Un paese molto piccolo – un’isola persa nel Nord con meno di mezzo milione di abitanti – un bel giorno diventa un centro finanziario. Una sua banca offre tassi generosi ai depositanti. I tassi generosi sono pagati con investimenti rischiosi. I depositi possono essere ritirati in ogni momento dalla banca, mentre gli investimenti della banca possono diventare improvvisamente illiquidi o inesigibili. Le sue attività possono, infatti, diventare difficili da vendere o l’emittente titoli può diventare insolvente.


Dunque depositare i propri soldi in una banca che offre tassi generosi è una scelta finanziaria, non un’azione innocente. Si guadagna molto, ma si può perdere. Invece i depositanti della banca della piccola isola, contando sull’assicurazione statale sui depositi, si sono detti: «se tutto funziona, guadagno; se tutto salta, il mio deposito è assicurato».
 
I depositanti in maggioranza erano inglesi e olandesi e l’isola in questione è l’Islanda. Le perdite della banca ammontano a quattro miliardi di euro, una cifra piccola rispetto a quelle con cui si ha normalmente a che fare nel corso delle crisi finanziarie, ma enorme per la minuscola popolazione islandese  – circa 50 mila euro a testa. Gli islandesi da un lato sono tenuti a pagare i depositi, perché assicurati, dall’altro, se pagano, debbono vivere in modo austero per molti anni.
 
È come se ogni italiano si trovasse all’improvviso con un debito di 50 mila euro da pagare per molti anni. È come se ognuno di noi scoprisse che una banca italiana che offriva tassi esorbitanti, finanziati comprando attività finanziarie rischiose, è fallita. E che si debbono rendere questi denari all’estero, vivendo peggio per anni.

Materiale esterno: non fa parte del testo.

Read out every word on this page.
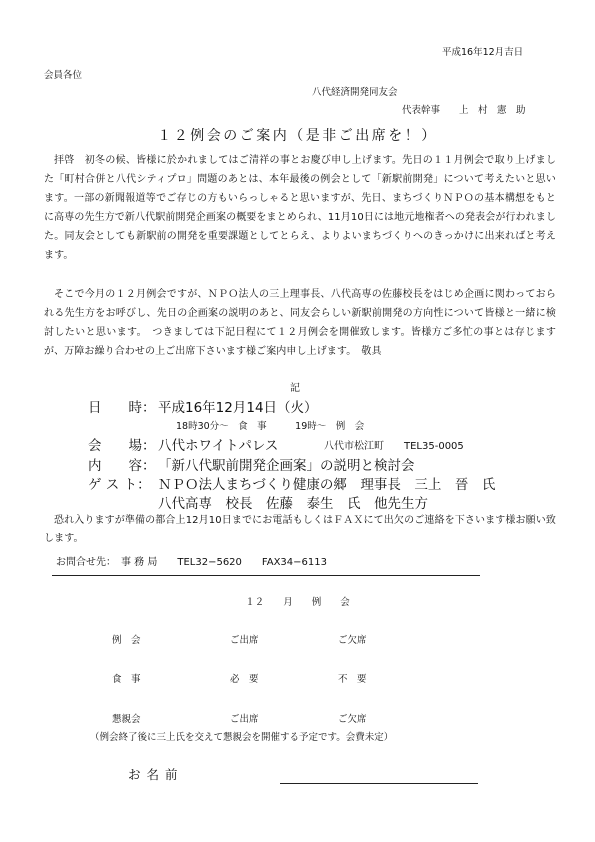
平成16年12月吉日
会員各位
八代経済開発同友会
代表幹事　　上　村　憲　助
１２例会のご案内（是非ご出席を！）
拝啓　初冬の候、皆様に於かれましてはご清祥の事とお慶び申し上げます。先日の１１月例会で取り上げました「町村合併と八代シティプロ」問題のあとは、本年最後の例会として「新駅前開発」について考えたいと思います。一部の新聞報道等でご存じの方もいらっしゃると思いますが、先日、まちづくりＮＰＯの基本構想をもとに高専の先生方で新八代駅前開発企画案の概要をまとめられ、11月10日には地元地権者への発表会が行われました。同友会としても新駅前の開発を重要課題としてとらえ、よりよいまちづくりへのきっかけに出来ればと考えます。
そこで今月の１２月例会ですが、ＮＰＯ法人の三上理事長、八代高専の佐藤校長をはじめ企画に関わっておられる先生方をお呼びし、先日の企画案の説明のあと、同友会らしい新駅前開発の方向性について皆様と一緒に検討したいと思います。　つきましては下記日程にて１２月例会を開催致します。皆様方ご多忙の事とは存じますが、万障お繰り合わせの上ご出席下さいます様ご案内申し上げます。　敬具
記
日　　時： 平成16年12月14日（火）
18時30分～　食　事　　　19時～　例　会
会　　場： 八代ホワイトパレス	八代市松江町　　TEL35-0005
内　　容： 「新八代駅前開発企画案」の説明と検討会
ゲ ス ト： ＮＰＯ法人まちづくり健康の郷　理事長　三上　晉　氏
八代高専　校長　佐藤　泰生　氏　他先生方
恐れ入りますが準備の都合上12月10日までにお電話もしくはＦＡＸにて出欠のご連絡を下さいます様お願い致します。
お問合せ先：　事 務 局　　TEL32−5620　　FAX34−6113
１２　　月　　例　　会
例　会	ご出席	ご欠席
食　事	必　要	不　要
懇親会	ご出席	ご欠席
（例会終了後に三上氏を交えて懇親会を開催する予定です。会費未定）
お 名 前
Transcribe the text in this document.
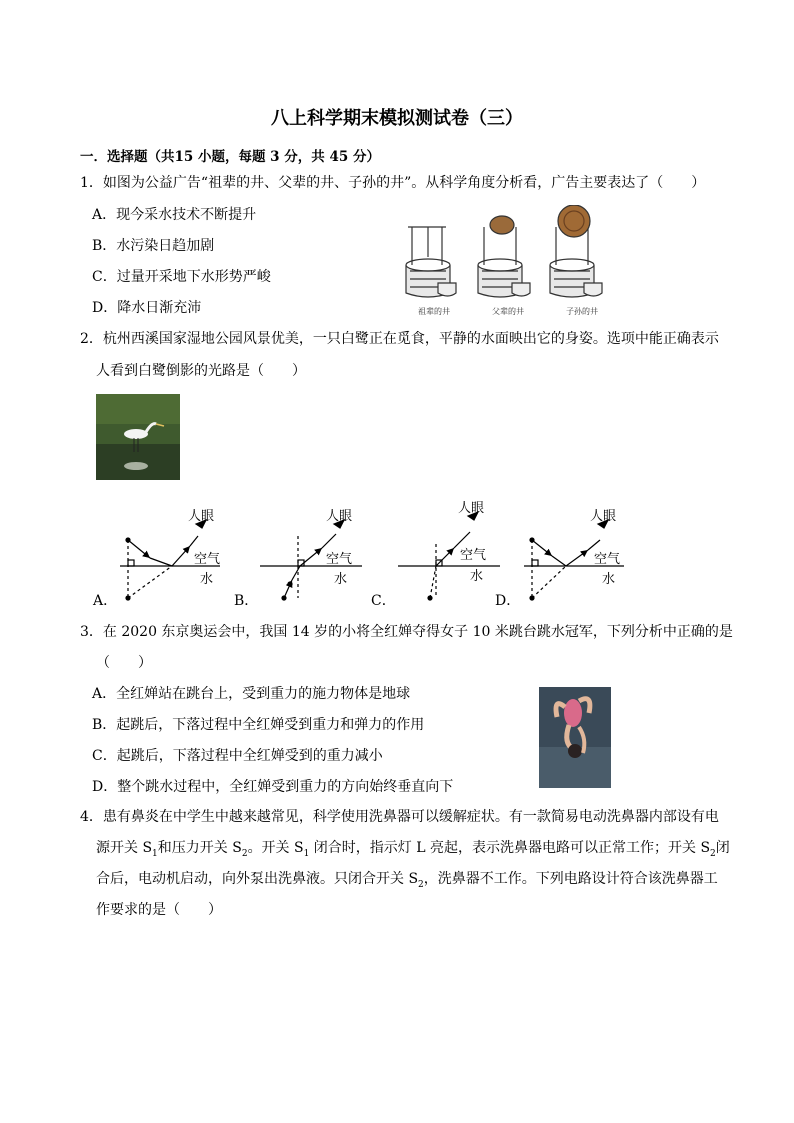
八上科学期末模拟测试卷（三）
一．选择题（共15 小题，每题 3 分，共 45 分）
1．如图为公益广告“祖辈的井、父辈的井、子孙的井”。从科学角度分析看，广告主要表达了（　　）
A．现今采水技术不断提升
B．水污染日趋加剧
C．过量开采地下水形势严峻
D．降水日渐充沛	祖辈的井	父辈的井	子孙的井
2．杭州西溪国家湿地公园风景优美，一只白鹭正在觅食，平静的水面映出它的身姿。选项中能正确表示
人看到白鹭倒影的光路是（　　）
人眼
空气
水
人眼
空气
水
人眼
空气
水
人眼
空气
水
A．	B．	C．	D．
3．在 2020 东京奥运会中，我国 14 岁的小将全红婵夺得女子 10 米跳台跳水冠军，下列分析中正确的是
（　　）
A．全红婵站在跳台上，受到重力的施力物体是地球
B．起跳后，下落过程中全红婵受到重力和弹力的作用
C．起跳后，下落过程中全红婵受到的重力减小
D．整个跳水过程中，全红婵受到重力的方向始终垂直向下
4．患有鼻炎在中学生中越来越常见，科学使用洗鼻器可以缓解症状。有一款简易电动洗鼻器内部设有电
源开关 $S_1$和压力开关 $S_2$。开关 $S_1$ 闭合时，指示灯 L 亮起，表示洗鼻器电路可以正常工作；开关 $S_2$闭
合后，电动机启动，向外泵出洗鼻液。只闭合开关 $S_2$，洗鼻器不工作。下列电路设计符合该洗鼻器工
作要求的是（　　）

Uno per prima cosa si chiederebbe che cosa ci sta a fare l’Autorità di vigilanza. Poi si chiederebbe se è giusto trattare un debitore fallito come si faceva una volta,  ossia mandandolo in galera, dove la galera oggi è un tenore di vita compresso per molti anni. Infine, è indetto un referendum dove ci viene chiesto che cosa pensiamo: «Volete vivere peggio per anni, perché dei signori pensavano di guadagnare senza rischio?». In massa tutti a rispondere «No».
 
Sembra semplice, ma se l’Islanda non paga i depositi, ossia se si rifiuta di soddisfare l’obbligo di garanzia, potrebbe essere isolata dalla comunità finanziaria perché «non sta alle regole». In fondo e a ben guardare, avrebbero certo potuto vigilare per impedire alla loro banca di investire in maniera rischiosa, sapendo che alla fine i depositi erano assicurati. Mentre i depositanti inglesi e olandesi sono stati cinici (se va bene guadagno, se va male sono coperto), gli islandesi sono stati ingenui (le attività finanziarie non possono mai andare veramente male).